The ribs were as tough as old boots. You should be able to pull the meat from the bones with your fingers. Here you had to hack at them with a steak knife. Jason loves barbecue food, and ribs in particular. He left 3/4 of his food.
All the meals come with fries, coleslaw, some kind of bread product and pickles as standard. As noted, the portion sizing is pretty uneven, and the children had bigger portions of the sides than our adult meals.
The fries were warm, not hot, and cooked through, but so anaemic as to be unpleasant. There was some kind of herb mix shaken over them, but it was basically green dust that added nothing to the taste at all.
The pickle was thickly chopped rings of cucumber that had been sitting in vinegar.
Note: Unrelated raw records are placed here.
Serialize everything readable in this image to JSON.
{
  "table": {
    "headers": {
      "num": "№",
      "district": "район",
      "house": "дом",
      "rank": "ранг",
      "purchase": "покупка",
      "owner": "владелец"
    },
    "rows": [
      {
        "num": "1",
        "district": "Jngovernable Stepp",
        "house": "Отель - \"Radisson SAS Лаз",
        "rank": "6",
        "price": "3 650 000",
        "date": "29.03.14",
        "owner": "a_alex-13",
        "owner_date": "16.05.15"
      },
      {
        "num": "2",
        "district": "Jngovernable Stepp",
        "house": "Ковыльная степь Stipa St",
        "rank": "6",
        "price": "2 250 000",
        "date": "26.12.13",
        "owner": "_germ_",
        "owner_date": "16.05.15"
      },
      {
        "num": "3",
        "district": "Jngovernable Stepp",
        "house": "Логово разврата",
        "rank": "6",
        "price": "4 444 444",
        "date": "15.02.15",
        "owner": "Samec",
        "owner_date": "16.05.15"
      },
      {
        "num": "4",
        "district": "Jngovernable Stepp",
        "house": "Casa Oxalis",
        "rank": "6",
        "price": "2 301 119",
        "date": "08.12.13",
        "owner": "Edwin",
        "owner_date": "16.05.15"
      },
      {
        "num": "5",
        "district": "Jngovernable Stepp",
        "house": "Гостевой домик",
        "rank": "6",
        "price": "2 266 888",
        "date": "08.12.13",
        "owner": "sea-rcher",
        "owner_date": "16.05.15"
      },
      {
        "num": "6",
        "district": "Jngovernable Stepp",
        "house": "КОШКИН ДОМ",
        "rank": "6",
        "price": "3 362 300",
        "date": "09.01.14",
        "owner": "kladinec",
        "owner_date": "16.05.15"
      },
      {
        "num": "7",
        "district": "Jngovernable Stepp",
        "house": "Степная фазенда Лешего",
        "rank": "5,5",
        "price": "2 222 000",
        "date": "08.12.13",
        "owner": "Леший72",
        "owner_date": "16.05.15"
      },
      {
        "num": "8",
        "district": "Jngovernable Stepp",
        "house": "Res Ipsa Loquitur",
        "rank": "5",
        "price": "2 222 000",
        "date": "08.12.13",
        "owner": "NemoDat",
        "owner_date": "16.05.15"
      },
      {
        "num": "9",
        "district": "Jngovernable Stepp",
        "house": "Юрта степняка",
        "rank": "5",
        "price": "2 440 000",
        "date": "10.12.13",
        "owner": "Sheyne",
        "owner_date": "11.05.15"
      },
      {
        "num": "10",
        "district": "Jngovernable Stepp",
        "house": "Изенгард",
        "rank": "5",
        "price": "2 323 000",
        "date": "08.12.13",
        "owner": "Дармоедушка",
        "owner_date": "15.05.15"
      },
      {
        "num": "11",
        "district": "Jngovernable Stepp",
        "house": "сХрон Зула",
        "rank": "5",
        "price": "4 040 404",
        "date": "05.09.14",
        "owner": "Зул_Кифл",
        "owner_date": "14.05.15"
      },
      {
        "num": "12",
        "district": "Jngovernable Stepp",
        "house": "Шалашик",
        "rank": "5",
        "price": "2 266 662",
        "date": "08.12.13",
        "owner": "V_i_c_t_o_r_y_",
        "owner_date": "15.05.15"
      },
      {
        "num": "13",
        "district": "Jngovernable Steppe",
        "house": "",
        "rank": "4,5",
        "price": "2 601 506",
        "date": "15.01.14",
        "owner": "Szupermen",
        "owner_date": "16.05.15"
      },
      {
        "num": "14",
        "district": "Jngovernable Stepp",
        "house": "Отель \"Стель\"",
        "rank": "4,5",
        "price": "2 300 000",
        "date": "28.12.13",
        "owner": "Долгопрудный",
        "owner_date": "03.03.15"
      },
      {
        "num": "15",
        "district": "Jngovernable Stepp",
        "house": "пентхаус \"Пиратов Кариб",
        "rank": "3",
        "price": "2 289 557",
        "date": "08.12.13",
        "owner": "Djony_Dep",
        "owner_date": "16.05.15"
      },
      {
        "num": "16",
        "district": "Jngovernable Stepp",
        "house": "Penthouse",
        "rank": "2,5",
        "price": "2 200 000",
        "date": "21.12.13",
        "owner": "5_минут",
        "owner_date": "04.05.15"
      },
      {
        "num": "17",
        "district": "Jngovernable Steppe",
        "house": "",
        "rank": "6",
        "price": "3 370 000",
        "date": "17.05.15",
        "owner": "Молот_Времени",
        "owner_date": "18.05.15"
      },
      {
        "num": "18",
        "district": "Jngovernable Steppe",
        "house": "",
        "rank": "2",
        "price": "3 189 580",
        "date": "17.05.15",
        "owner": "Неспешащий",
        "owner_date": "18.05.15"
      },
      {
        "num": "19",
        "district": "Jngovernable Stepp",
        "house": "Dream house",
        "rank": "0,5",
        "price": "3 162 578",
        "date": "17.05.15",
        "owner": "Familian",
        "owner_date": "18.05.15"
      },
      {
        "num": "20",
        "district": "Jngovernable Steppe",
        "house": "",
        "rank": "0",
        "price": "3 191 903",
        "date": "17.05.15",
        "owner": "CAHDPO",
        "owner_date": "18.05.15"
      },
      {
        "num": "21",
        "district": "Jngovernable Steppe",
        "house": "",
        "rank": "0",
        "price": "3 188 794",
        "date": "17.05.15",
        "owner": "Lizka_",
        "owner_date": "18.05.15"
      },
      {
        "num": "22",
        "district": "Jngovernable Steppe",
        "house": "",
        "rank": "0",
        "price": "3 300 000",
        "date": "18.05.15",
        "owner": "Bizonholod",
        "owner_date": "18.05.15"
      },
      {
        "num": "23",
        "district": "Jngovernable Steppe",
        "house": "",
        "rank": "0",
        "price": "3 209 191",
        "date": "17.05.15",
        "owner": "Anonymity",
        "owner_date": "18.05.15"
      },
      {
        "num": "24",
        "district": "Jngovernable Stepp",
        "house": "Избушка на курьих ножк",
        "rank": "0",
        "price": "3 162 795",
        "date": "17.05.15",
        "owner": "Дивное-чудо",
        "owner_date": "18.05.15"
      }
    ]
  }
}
The pickle, and the coleslaw were warm. About as warm as the fries unfortunately. The pickles were limp, disgusting, and sadly plentiful. I love pickles with my meal. I love things like kimchi and Japanese pickled veg as well as your standard British pickles, but these were horrible. Truly horrible.
The coleslaw was warm, limp and tasted like blotting paper. I love coleslaw, but this had no redeeming features whatsoever except that I didn’t find fingernails or blue plasters in it.
The bread was the cheapest possible bread you can buy, the stuff that crumbles as you try to eat it, and which sits like claggy paste on your tongue. It was what I imagine they serve in prison, and as the food comes on trays rather than plates the prison image was particularly enduring.
The drinks were ok, but given that you were being served ubiquitous cans of pop with a glass for a huge mark up, I’d have been frankly outraged if they’d gotten this wrong.
There was however, no offer of tap water, when this kind of thing comes as standard in North American restaurants, which this chain is trying to ape. There was no ice in the glasses, ditto.
There was one napkin per person, which given that barbecue is messy, and is traditionally eaten with the fingers is unacceptable. At Bodeans they put an entire kitchen roll out for each table to use, as well as wet wipes. There was one wet wipe on our table. One.
There was no salt and pepper, which we had to ask for. Ditto tomato ketchup. The end of the table, to be fair, does have three or four other sauces for you to use, but given the universal popularity of tomato ketchup it seems ludicrous that it is the one sauce you have to ask for.
Main courses for adults average about a tenner, which for what you got was absolutely outrageous. I added up roughly what it must have cost to produce my meal and came to a rather generous £2 for the entire thing, which had it been a meal of exquisite wonder and taste sensations would not have bothered me half as much as it did. As it was, an £8 mark up for something that resembled a meal I would quite literally cry over if it were given to me in an institution seemed outrageous.
To be fair, the restaurant was heaving with people the entire time we were there, and everyone else seemed delighted with their meals, and amazed that we left with a great deal of food still uneaten. It could be that we are spoiled little flowers. You’ll have to make your own minds up. Just don’t ask me to go with you.